Several methods are provided to enable you to use the Disk Manager. The methods you will need to use are as follows:
void read_page(PageId pageno, Page apage)
Reads the page denoted by the pageno PageId from disk and stores the contents of the page in the apage parameter.
void write_page(PageId pageno, Page apage)
Writes the contents of the Page apage to the page denoted by the pageno PageId
PageId allocate_page(int run_size)
Allocates a contiguous run of pages of size run_size on disk and returns the PageId of the first page in that run.
void deallocate_page(PageId start_page, int run_size)
Deallocates a run of pages on disk of size run_size, starting with the PageId start_page.
void deallocate_page(PageId pageno) Deallocates a single page.
The Buffer Manager Interface
The simplified Buffer Manager interface that you will implement in this assignment allows a client (a higher-level program that calls the Buffer Manager) to allocate/de-allocate pages on disk, to bring a disk page into the buffer pool and pin it, and to unpin a page in the buffer pool.

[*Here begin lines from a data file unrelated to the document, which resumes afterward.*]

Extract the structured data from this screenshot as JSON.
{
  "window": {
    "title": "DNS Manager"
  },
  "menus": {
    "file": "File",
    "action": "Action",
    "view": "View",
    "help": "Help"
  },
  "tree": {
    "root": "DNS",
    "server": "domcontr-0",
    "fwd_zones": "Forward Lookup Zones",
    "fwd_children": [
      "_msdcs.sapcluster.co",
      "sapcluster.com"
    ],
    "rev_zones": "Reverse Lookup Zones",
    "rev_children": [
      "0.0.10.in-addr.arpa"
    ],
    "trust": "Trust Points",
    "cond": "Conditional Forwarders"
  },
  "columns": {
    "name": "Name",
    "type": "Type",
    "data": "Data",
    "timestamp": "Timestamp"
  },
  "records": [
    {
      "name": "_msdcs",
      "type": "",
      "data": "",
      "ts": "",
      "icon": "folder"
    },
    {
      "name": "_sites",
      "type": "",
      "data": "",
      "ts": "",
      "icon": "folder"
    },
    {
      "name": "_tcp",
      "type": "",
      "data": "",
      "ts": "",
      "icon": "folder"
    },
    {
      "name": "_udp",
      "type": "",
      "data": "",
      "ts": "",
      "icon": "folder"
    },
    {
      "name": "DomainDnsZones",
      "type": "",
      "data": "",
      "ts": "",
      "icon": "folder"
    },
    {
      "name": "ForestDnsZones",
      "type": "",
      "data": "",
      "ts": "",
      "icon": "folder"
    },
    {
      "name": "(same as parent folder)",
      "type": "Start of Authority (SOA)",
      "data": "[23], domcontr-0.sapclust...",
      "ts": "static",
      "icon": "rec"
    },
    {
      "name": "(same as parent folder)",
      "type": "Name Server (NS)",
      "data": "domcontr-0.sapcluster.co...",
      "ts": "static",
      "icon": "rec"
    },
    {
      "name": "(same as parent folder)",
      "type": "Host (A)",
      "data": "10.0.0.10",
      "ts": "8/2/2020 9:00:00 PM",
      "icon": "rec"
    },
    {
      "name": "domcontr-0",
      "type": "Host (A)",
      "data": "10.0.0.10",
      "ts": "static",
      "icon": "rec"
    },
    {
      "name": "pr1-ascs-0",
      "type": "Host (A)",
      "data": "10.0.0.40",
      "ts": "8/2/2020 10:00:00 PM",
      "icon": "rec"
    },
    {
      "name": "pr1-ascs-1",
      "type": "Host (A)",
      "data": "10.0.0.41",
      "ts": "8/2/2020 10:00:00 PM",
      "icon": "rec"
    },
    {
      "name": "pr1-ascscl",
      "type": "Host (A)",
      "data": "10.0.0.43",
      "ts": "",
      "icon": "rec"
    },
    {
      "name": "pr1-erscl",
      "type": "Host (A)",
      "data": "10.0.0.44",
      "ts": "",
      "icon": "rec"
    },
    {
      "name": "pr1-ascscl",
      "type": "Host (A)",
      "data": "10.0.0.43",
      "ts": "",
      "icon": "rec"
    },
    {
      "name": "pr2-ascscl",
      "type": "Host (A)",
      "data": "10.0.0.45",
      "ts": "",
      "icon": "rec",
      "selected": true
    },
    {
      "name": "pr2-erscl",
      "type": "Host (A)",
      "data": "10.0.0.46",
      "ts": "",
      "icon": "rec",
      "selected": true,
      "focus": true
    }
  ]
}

Setting up the project in IntelliJ IDEA
While the choice of an IDE is personal preference, we have observed that the most popular IDE among students for Java development is IntelliJ. Therefore, a brief instruction is given below.
NOTE: We stress on the fact that, regardless of what IDE you prefer to use, your projects will be tested on the university CS Linux machines (e.g. data.cs.purdue.edu). So, we recommend you always do a test run of your solution on the CS machines.
Let’s set up and run the Part 1 of the project.
Step 1: Download and extract the zip file in a directory. Let’s call this “P2-1”.
Step 2: Open IntelliJ IDEA, click File->New->Project From Existing Source
Step 3: Browse to and select P2-1 (the directory that hosts the codebase). Click “Choose”
Step 4: In the prompts, click “Next” several times until you get “Finish” (just accept everything on the way as it will catch the dependency in the lib directory automatically). Click “Finish” and “Open in New Window”
Step 5: Now you should be in the project view and can browse through the folder structure on the left panel.
Step 6: To run tests, change the “Project” view to “Packages”
Step 7: Under packages, select “tests” and it will expand.
Step 8: Right-Click on BMTest.java and click on Run BMTest.java
From now on, the regular “Run” command will always execute the test cases.